Doing a 1000-piece jigsaw can be slow going and frustrating if you want to see results. I aim to be detached from the outcome of getting any particular results while I’m doing it and just value it for its pleasant and calming distraction. Of course, I want to finish it at some point, but detachment means allowing it to be just as it is every day. If, in my session, I don’t even find one piece to fit, I practice relaxing and trusting that my time was still used fruitfully becoming more familiar with the pieces and the pattern. With many problems in life, if you relax and allow your self to become familiar with it, without striving to solve it, the solution often comes to you a lot more easily.
Trust is a really important element to detachment. I choose to trust the process, trust that jigsaw will eventually come together even when it seems difficult. Whilst doing the boring sorting out of the pieces into colour and feature at beginning, I chose to enjoy it, trusting that it’s all an important part of the process
Sometimes I can notice myself trying too hard to find where a piece of the puzzle fits. I can feel my brow furrow and my neck and shoulders tense up. At those times I remind myself to be relaxed and effortless in my approach to the puzzle (as I aim to be in all that I do). I remind myself to let it be easy. Just like life, if you choose to let things be easy, choose to trust that it will all come together in the end, it does become easy. Doing a puzzle is a great way of practising this and seeing the evidence that it works.
A jigsaw puzzle is a great tool for getting you away from hectic thoughts and giving your body a chance to calm down, especially when you might be anxious, stressed, or overwhelmed (as long as you practise the other skills above and don’t let what’s not yet done overwhelm you further). Often, we need a single-pointed-focused, calming distraction as a precursor to something more fully relaxing. If I’m already fairly relaxed, I find the time I spend practising all these skills whilst doing a jigsaw puzzle, very peaceful.
Doing a jigsaw puzzle can be a great practise for mindfulness. I aim to stay aware of my body and breathing while doing it, that way I notice if I’m becoming too focused. I also aim to be present with the peace this activity can bring me, how enjoyable it is to find order in chaos and gradually work towards bringing that order. It was also nice to spend some quality time with my father.

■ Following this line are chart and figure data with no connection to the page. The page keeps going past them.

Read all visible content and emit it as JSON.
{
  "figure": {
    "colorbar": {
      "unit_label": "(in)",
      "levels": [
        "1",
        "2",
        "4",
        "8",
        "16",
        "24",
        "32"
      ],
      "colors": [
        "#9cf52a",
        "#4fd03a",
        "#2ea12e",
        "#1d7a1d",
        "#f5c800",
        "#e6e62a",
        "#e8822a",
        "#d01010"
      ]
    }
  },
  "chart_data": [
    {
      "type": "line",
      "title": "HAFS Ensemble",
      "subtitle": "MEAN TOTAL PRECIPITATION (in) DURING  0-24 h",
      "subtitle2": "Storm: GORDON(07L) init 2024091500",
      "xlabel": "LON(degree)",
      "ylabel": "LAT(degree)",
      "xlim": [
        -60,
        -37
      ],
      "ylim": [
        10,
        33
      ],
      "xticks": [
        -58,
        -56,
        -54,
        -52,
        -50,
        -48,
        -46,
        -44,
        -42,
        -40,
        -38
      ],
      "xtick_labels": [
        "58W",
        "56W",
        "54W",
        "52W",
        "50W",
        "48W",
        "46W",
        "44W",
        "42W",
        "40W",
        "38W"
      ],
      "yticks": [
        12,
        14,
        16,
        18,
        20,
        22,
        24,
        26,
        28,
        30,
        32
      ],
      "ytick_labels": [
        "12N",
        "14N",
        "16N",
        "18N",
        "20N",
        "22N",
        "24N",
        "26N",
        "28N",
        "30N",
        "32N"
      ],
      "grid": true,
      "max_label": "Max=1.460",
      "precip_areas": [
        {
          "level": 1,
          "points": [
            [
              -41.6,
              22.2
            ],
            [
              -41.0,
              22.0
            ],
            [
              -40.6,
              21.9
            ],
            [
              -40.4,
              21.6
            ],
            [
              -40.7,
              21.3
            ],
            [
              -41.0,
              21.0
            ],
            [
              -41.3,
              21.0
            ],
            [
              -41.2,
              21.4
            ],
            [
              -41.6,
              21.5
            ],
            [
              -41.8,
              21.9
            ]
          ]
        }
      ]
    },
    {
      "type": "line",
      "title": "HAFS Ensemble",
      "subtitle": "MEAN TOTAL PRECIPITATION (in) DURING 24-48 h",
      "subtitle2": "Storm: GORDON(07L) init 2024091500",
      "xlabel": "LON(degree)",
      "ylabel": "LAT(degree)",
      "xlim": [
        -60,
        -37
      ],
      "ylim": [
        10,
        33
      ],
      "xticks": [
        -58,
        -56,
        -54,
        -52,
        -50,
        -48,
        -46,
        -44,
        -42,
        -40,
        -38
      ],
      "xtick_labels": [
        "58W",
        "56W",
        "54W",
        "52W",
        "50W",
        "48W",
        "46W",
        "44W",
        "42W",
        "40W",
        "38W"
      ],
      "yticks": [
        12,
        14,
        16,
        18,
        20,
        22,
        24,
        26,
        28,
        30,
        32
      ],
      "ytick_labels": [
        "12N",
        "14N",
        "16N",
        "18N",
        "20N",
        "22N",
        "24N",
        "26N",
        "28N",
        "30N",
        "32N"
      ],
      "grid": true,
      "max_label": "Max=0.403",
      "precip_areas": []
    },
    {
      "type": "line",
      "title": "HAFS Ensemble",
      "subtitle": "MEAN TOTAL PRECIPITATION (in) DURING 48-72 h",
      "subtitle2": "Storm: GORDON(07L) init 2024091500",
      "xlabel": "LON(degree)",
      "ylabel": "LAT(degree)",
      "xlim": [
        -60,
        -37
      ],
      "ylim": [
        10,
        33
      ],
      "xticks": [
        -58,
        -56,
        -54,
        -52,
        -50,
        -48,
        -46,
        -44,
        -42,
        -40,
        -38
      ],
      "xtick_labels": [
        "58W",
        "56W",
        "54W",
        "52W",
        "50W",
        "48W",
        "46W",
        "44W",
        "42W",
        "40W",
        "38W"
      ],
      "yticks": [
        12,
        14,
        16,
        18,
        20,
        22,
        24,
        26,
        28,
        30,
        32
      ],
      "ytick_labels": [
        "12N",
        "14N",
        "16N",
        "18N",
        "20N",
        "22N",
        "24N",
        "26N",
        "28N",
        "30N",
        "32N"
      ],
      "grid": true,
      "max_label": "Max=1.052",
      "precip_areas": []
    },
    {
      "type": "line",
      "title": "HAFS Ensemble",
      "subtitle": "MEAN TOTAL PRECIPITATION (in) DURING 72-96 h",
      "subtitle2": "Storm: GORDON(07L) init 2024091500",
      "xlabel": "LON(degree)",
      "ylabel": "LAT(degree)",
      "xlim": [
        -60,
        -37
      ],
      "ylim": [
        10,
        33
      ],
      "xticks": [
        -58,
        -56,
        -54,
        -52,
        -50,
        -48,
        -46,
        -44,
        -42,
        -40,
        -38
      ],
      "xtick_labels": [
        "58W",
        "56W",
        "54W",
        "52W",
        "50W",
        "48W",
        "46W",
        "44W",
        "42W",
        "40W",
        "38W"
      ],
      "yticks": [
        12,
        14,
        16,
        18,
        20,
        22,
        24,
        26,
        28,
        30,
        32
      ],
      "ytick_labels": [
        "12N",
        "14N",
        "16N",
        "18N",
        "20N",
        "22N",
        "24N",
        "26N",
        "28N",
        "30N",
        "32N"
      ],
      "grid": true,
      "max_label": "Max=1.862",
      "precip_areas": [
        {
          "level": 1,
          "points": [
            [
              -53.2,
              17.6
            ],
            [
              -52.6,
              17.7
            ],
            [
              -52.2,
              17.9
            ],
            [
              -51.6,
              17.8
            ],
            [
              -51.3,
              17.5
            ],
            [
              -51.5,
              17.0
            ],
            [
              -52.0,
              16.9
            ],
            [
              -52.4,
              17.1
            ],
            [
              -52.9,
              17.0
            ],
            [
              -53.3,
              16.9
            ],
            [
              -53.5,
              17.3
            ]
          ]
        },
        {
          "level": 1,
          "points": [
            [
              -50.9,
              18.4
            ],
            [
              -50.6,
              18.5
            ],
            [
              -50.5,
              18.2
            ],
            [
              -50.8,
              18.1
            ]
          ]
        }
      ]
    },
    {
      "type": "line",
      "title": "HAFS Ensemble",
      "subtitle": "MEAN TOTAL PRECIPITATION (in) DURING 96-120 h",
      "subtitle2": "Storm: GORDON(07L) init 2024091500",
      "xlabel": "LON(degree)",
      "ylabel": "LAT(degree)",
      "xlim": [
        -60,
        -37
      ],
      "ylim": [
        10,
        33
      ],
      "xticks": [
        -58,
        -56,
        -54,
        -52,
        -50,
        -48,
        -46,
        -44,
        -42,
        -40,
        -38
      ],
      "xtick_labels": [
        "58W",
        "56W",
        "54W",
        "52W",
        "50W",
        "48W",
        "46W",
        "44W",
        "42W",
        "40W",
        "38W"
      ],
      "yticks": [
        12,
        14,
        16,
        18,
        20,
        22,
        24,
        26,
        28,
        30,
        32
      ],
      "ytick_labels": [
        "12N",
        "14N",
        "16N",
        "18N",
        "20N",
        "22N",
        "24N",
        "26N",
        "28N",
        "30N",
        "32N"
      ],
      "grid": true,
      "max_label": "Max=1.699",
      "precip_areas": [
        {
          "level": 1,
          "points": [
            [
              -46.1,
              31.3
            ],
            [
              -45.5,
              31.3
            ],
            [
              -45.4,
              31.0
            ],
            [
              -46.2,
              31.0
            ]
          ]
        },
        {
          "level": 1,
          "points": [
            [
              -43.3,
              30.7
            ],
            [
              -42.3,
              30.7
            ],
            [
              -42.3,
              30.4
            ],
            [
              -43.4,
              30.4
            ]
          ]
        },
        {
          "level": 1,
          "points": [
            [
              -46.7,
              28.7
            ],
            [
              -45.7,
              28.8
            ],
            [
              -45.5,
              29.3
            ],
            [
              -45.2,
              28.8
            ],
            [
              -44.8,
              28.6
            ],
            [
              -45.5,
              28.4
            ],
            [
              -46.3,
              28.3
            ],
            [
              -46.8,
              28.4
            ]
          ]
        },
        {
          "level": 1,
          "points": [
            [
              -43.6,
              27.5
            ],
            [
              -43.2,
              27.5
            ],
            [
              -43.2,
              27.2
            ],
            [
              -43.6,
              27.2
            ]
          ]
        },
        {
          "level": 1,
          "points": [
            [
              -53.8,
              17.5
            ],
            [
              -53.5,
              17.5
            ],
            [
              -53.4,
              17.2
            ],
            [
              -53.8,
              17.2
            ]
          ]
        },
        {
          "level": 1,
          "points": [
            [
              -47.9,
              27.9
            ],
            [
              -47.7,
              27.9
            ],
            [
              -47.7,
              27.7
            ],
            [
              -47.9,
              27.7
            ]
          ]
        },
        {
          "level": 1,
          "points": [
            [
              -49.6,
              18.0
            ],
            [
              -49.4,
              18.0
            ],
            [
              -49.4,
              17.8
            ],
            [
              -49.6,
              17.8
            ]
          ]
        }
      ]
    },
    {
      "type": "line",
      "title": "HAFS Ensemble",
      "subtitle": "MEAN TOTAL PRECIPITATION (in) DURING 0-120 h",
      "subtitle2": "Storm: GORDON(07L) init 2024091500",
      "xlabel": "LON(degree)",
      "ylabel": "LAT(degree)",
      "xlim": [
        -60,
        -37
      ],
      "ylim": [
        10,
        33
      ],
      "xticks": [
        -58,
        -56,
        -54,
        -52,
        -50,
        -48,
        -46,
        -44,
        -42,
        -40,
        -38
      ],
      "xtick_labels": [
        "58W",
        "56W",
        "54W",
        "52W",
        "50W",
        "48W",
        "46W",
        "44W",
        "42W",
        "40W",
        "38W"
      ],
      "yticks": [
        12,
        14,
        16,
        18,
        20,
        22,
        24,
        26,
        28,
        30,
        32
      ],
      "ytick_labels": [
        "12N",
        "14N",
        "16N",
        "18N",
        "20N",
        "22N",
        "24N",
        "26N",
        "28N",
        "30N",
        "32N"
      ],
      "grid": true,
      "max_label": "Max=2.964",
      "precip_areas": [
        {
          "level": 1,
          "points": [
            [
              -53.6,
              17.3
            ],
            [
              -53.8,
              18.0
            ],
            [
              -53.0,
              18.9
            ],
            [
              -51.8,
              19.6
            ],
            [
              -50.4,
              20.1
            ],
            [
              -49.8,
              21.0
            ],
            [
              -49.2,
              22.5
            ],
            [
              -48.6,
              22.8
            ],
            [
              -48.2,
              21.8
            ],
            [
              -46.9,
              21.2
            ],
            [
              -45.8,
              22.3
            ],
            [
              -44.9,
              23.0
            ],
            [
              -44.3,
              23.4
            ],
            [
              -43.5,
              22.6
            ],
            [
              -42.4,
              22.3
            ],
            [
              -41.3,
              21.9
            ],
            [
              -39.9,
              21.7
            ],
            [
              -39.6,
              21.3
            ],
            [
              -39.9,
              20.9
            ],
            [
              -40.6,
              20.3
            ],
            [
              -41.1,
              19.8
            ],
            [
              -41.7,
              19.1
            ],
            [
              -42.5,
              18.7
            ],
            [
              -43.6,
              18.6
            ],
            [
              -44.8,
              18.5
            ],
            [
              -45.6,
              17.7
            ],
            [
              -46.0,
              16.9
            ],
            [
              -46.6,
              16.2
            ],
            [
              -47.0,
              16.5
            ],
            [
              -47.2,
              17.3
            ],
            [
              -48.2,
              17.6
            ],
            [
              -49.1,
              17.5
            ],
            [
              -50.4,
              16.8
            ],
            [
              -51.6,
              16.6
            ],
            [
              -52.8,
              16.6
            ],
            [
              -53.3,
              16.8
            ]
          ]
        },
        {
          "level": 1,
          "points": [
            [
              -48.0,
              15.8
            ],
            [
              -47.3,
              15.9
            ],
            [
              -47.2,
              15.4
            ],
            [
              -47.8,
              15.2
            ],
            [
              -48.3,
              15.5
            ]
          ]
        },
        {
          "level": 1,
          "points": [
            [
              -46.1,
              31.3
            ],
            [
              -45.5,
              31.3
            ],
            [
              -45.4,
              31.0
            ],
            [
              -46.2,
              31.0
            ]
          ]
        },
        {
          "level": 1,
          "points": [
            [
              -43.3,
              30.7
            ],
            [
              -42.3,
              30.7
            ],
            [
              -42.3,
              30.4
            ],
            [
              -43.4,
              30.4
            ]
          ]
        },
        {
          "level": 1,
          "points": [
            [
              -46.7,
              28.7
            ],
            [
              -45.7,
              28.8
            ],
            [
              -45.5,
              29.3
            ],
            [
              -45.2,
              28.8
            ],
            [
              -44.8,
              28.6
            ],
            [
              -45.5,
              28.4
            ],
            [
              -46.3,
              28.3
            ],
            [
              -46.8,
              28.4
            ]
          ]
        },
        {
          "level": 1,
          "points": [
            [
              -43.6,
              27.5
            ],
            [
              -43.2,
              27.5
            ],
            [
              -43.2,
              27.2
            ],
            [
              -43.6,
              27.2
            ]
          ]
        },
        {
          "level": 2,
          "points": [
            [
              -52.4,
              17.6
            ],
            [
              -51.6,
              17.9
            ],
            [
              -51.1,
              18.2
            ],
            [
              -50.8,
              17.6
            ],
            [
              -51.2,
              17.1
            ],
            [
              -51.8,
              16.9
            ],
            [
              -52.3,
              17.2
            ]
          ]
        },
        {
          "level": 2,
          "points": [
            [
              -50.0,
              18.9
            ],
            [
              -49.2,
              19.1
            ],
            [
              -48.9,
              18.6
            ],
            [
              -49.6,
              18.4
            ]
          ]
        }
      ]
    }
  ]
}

I also aim to stay present to the purpose of the activity in terms of my overall routine and wellbeing. I purposefully choose it as a low energy activity that helps pace my day and save my energy for other things or I choose it when I need a single-pointed-focused activity to help calm my nervous system.
To live happily with a chronic illness, it helps to learn to recalibrate how we value things. Doing a jigsaw puzzle can seem to have little worth to society as a whole. However, it can be a really useful tool for your wellbeing if used carefully. I aim to recognise the value of anything that contributes to my wellbeing, whilst I engage in it, as life feels so much richer when you value what you are doing. I also choose to believe that anything that adds to your peace and wellbeing, is adding to the health of the world in general. A more peaceful, healthy you, will have a much more positive ripple effect.
A great way of looking at things, the two things definitely relate! I really enjoy doing jigsaws but my limited movement means that I do do them on digitally. Not quite the same as feeling the pieces, but still relaxing.